Whether the sentences should run consecutively or concurrently is left to the discretion of the Court, but the court must exercise its discretion judicially. It must not exercise it arbitrarily, and must not on every occasion blindly order the sentences to run concurrently as if there were no alternative; but this is done by nearly every Magistrate. I scarcely remember even one instance in which a Magistrate ordered two sentences to run consecutively.

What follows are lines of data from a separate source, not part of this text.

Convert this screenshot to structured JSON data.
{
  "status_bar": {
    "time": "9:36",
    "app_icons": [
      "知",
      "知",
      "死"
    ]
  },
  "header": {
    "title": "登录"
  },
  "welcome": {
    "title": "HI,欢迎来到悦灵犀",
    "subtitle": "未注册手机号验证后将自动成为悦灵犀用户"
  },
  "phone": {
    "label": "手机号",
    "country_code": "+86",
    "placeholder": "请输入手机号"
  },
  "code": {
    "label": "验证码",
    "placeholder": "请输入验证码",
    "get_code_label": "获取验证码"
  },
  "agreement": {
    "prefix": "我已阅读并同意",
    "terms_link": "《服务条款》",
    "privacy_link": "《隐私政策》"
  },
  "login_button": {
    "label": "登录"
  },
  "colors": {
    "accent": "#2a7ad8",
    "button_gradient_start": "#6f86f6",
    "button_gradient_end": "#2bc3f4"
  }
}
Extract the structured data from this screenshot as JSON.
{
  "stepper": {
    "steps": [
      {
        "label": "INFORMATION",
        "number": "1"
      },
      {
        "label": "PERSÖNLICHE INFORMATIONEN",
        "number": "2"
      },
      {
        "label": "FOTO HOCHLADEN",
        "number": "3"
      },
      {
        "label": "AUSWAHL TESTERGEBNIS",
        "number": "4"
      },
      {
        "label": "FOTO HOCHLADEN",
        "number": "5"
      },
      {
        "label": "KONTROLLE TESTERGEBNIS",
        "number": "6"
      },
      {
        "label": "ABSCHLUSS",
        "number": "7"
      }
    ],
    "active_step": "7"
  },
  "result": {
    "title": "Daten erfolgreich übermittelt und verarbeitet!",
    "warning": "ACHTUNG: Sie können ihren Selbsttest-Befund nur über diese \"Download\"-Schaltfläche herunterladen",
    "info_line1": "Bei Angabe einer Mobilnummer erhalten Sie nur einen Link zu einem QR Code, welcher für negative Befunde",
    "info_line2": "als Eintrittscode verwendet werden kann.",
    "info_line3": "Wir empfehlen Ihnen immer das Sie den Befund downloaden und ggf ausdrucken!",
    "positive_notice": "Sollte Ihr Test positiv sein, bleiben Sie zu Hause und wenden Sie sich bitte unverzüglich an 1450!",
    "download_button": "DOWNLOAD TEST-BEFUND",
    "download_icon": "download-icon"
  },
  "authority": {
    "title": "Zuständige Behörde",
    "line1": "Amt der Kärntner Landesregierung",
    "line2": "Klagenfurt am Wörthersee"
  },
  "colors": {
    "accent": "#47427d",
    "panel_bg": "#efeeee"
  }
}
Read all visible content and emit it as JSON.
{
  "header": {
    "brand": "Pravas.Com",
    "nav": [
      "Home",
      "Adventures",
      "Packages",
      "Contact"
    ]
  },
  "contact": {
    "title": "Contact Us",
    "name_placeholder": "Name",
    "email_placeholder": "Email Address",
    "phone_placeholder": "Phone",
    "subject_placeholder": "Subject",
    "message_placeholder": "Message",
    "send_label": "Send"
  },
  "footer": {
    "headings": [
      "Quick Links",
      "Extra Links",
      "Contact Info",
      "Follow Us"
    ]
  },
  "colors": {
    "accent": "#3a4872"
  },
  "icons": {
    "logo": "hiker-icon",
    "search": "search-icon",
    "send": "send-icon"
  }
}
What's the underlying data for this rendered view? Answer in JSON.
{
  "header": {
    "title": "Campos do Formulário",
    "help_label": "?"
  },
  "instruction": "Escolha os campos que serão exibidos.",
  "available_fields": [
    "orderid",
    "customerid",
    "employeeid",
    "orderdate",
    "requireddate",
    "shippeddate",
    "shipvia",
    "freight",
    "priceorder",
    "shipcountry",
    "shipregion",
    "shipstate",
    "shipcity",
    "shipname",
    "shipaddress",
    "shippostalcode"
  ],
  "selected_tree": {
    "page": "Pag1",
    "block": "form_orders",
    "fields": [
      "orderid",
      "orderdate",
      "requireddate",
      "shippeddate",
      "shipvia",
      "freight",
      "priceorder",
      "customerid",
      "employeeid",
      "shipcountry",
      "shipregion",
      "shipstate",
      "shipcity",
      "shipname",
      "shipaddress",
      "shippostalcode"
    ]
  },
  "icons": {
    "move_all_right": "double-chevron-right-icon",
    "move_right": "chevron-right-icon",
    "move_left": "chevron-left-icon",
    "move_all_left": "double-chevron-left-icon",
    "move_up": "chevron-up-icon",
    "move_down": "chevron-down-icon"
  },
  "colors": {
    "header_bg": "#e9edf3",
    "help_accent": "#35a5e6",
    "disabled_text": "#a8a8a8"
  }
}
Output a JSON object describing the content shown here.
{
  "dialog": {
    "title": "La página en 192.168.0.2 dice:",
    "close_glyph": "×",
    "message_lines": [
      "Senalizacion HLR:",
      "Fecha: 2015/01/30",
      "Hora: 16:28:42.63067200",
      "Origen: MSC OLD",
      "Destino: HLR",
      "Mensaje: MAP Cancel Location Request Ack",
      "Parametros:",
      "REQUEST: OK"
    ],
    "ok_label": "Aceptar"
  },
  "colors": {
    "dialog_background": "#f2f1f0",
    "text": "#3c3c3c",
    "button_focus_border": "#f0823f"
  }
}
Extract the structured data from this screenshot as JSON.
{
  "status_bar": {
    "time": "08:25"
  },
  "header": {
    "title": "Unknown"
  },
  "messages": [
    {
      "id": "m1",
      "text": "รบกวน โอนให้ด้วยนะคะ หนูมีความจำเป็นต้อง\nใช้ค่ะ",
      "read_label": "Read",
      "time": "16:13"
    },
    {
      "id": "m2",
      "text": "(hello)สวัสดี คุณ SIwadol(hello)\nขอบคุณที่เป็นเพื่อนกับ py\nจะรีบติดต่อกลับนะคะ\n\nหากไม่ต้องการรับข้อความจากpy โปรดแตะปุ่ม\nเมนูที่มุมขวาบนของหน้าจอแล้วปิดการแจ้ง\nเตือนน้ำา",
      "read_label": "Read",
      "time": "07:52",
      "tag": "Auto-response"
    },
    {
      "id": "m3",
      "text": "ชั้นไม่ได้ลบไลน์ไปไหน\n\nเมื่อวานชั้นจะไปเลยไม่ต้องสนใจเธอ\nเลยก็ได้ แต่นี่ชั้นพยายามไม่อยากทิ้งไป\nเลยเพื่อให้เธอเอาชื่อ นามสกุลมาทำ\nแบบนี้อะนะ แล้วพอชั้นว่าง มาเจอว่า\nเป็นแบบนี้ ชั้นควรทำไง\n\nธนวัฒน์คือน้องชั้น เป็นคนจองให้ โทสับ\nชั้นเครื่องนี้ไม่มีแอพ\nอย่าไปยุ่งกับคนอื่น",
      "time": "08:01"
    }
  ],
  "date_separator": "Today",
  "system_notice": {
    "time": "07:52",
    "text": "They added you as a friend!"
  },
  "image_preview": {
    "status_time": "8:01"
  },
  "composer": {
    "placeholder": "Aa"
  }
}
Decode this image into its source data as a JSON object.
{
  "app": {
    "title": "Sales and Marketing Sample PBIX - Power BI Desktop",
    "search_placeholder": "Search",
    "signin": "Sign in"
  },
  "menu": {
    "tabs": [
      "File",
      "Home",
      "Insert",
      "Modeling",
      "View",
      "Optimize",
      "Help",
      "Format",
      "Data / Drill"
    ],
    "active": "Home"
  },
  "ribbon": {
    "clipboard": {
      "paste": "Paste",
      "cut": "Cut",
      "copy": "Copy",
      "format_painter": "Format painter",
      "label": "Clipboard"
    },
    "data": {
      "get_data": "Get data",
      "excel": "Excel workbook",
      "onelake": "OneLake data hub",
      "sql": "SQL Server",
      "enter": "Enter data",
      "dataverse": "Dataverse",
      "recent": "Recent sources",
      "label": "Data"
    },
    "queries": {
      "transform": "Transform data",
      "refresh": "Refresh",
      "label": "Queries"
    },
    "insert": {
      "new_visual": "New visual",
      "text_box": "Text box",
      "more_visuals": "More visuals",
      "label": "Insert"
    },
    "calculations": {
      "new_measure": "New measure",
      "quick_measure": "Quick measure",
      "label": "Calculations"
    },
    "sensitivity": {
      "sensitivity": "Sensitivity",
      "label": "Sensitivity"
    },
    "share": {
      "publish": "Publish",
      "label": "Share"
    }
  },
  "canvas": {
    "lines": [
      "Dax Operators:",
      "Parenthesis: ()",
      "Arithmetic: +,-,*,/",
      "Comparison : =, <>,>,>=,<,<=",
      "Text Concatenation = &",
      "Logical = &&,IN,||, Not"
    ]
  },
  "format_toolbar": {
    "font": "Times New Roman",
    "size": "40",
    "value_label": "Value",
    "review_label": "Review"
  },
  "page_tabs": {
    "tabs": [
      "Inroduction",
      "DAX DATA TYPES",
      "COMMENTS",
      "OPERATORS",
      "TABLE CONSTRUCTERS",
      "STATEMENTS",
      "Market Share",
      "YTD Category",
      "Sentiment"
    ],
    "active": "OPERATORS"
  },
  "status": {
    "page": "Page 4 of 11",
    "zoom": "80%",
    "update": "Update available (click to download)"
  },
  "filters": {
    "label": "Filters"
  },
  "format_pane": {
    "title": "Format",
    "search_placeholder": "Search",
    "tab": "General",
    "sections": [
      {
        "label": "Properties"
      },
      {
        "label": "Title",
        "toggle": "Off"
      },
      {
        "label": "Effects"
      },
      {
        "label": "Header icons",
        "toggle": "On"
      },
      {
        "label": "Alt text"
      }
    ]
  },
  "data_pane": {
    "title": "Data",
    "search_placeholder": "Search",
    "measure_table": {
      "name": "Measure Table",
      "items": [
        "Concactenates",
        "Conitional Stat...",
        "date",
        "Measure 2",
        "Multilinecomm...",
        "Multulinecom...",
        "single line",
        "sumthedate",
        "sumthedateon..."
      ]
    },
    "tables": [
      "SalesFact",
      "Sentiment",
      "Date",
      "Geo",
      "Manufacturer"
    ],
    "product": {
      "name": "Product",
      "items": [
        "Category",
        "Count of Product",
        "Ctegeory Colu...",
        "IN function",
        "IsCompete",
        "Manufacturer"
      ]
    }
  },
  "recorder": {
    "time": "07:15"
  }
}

In the present case there was no justification for ordering the sentences, which themselves were inadequate, to run concurrently; the applicants should have been punished cumulatively for the different offences committed by them. I would have very much liked to make the sentences consecutive, but I am not sure if I can do so without a notice of enhancement having been given to the applicants. I am inclined to the view that making the sentence run consecutively instead of concurrently does not amount to enhancement. But this question was not argued at the Bar, and as I am not quite certain that it does not amount to enhancement. I would refrain from making the alteration."
Sentences are usually ordered to run concurrently when the two offences are akin or intimately connected with each other.2 Sentences passed in separate trials cannot, of course, be ordered to run concurrently.3
1. Khuda Bux v. State, AIR 1951 All 637 (649).
2. N.N. Burjoriji v. Emp., AIR 1935 Rang 456 (458).
3. King Emp. v. Nag Sein, AIR 1923 Rang 198.
169. Section 35 and suggestion of U.P. Committee.-
It has been suggested by the U.P. Committee,1 that sentences should normally run consecutively, and they should be made to run concurrently only for good reasons to be recorded by the Court.
We have already expressed our view while considering a similar suggestion made by a High Court Judge.2
1. F. 3(2)55-L.C., Pt. VII, S. No. 449, Suggestion of the U.P. Committee for Investigation of the Causes of Corruption in Subordinate Courts in Uttar Pradesh, (1963), Report p. 40, Bill at p. 224.
2. See discussion relating to section 35.
170. Sections 36 to 38.-
In sections 36 to 38, which deal with the conferment of Magisterial powers, the following changes are necessary:-
(a) Mention of the Chief Judicial Magistrate should be added, after 'District Magistrate'.
(b) Further, in view of separation, the conferment of powers should be by the High Court, which should be substituted in place of the State Government.
(c) For abundant caution, and for covering conferment of powers under other laws, it would be desirable to adopt section 38A, Punjab Amendment which has followed section 38A, Bombay Amendment, with suitable modifications.